Learning to love London is a work in progress

By Margaret Johnson

I think I’m supposed to tell you that these past three weeks have been the best of my life—that London is the most amazing place on Earth and that this experience is everything I imagined it to be. Well, I won’t tell you that. What I will tell you, though, is that the past three weeks have been the manifestation of not only the concept of culture shock, but also the notion of personal adjustment and that despite the difficulty of adaption, the challenge yields great benefits.

Perhaps it was naive to fall under the assumption that I would fall in love with the city of London. Listening to those around me who had been to London previously and looking through the picturesque brochures gave me the impression that the experience would be enamoring. But at the moment, I can very safely say I am not in love with the city of London. In fact, there are times where I most certainly hate it.

People are constantly bumping into me on the tube, in the museums and on the sidewalks. As there is no established correct side to walk on. I want to cross the street without having the threat of being hit by a car or pigeons flying dangerously close to my head. I want to buy food at the grocery store that won’t expire within two or three days. And I think I hate those moments because they were not supposed to make me miss home.

There’s a common misconception attributed to studying abroad, regardless of location: that studying in a foreign country is the equivalent of a long vacation. What is often misunderstood is that you still have an everyday life to live that involves schoolwork, grocery shopping frequently and cleaning your flat, as well as living with more than five people.

My daily routine is similar to my schedule back at Lawrence, but the means by which I carry out my routine has been uprooted and transferred to a culture that operates in unfamiliar ways.

The hardest part of being uprooted is not that your daily life and the means to fulfill it change, but instead that you don’t get to bring the best parts of your life with you. You don’t get to pack your best friend in a suitcase and bring him or her along with you. There’s no space for the school nurse when you get sick, there’s no Bon Appétit to feed you when all you have left is peanut butter and pasta noodles, and there’s no VR to hang out to see your closest friends and classmates. You don’t get to walk down the street and pass your best friends, professors or members of your extracurricular activities everyday.

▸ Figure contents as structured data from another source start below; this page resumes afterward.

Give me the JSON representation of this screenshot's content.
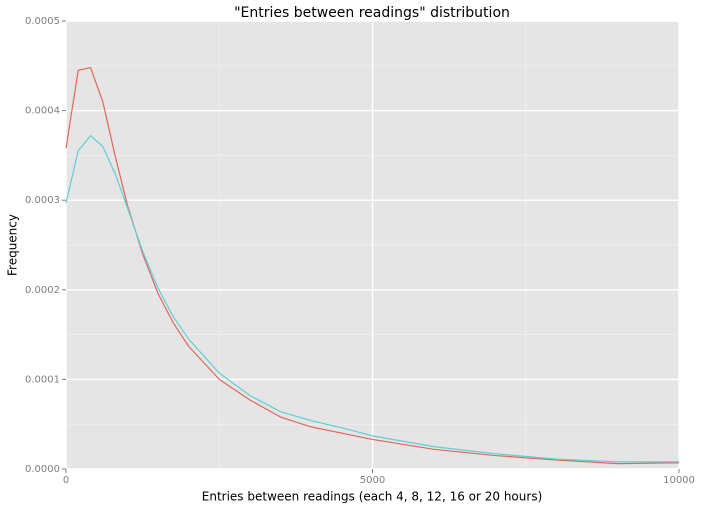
{
  "chart_data": {
    "type": "line",
    "title": "\"Entries between readings\" distribution",
    "xlabel": "Entries between readings (each 4, 8, 12, 16 or 20 hours)",
    "ylabel": "Frequency",
    "x": [
      0,
      200,
      400,
      600,
      800,
      1000,
      1250,
      1500,
      1750,
      2000,
      2500,
      3000,
      3500,
      4000,
      4500,
      5000,
      6000,
      7000,
      8000,
      9000,
      10000
    ],
    "series": [
      {
        "color": "#e0675c",
        "values": [
          0.000358,
          0.000445,
          0.000448,
          0.00041,
          0.00035,
          0.000295,
          0.00024,
          0.000196,
          0.000163,
          0.000137,
          0.0001,
          7.7e-05,
          5.8e-05,
          4.7e-05,
          4e-05,
          3.3e-05,
          2.2e-05,
          1.5e-05,
          1e-05,
          6e-06,
          7e-06
        ]
      },
      {
        "color": "#5ecfd4",
        "values": [
          0.000297,
          0.000355,
          0.000372,
          0.00036,
          0.00033,
          0.000292,
          0.000243,
          0.000202,
          0.00017,
          0.000145,
          0.000107,
          8.2e-05,
          6.4e-05,
          5.4e-05,
          4.6e-05,
          3.7e-05,
          2.5e-05,
          1.7e-05,
          1.1e-05,
          8e-06,
          8e-06
        ]
      }
    ],
    "xlim": [
      0,
      10000
    ],
    "xticks": [
      0,
      5000,
      10000
    ],
    "ylim": [
      0,
      0.0005
    ],
    "yticks": [
      {
        "value": 0,
        "label": "0.0000"
      },
      0.0001,
      0.0002,
      0.0003,
      0.0004,
      0.0005
    ],
    "grid": true
  }
}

The concept of “culture shock” often carries the sense that the feelings experienced abroad are akin to tidal waves that overwhelm you and cause you to yearn for the shore of your homeland. However, that has not been my experience.

The time I’ve spent in London has been kind of like being in one of those wave pools at a water-park—the constant waves acting as obstacles you have to jump over to avoid falling down. Initially, you can’t figure out the rhythm and you end up getting knocked down quite a few times, but once you become in sync with the waves, you enjoy yourself. And that’s what London is—a place with ever-changing rhythms that need both cultural and personal adaption in order to jump over the obstacles.

While my relationship with London ebbs and flows, I have come to recognize that I did not apply to study aboard with the hopes of falling in love with another place.

I applied because I wanted to grow in my independence and maturity. I applied to challenge my comfort zone and push myself to have experiences that may be intimidating, yet worthwhile. I wanted to force myself to rely on my own resources, ideas and knowledge to resolve any conflicts that I may encounter—to entrust myself wholly and be secure in my abilities.

Although absolute certainty has been hard to come by these past weeks, I am absolutely certain that London will be the experience I wanted—an experience that will provide me the privilege and opportunity to grow intellectually, emotionally, socially and culturally as an independent individual in an increasingly interconnected world.

London is more than a privilege to experience the multifaceted culture of the city and appreciation into avenues of history, art, entertainment, politics and knowledge. London offers a series of challenges. And it is the challenges that London puts in your way that incite a boldness and utter invincibility within the self that is present among Londoners as a whole. I want that type of confidence. And in 10 weeks, I know I’ll have it.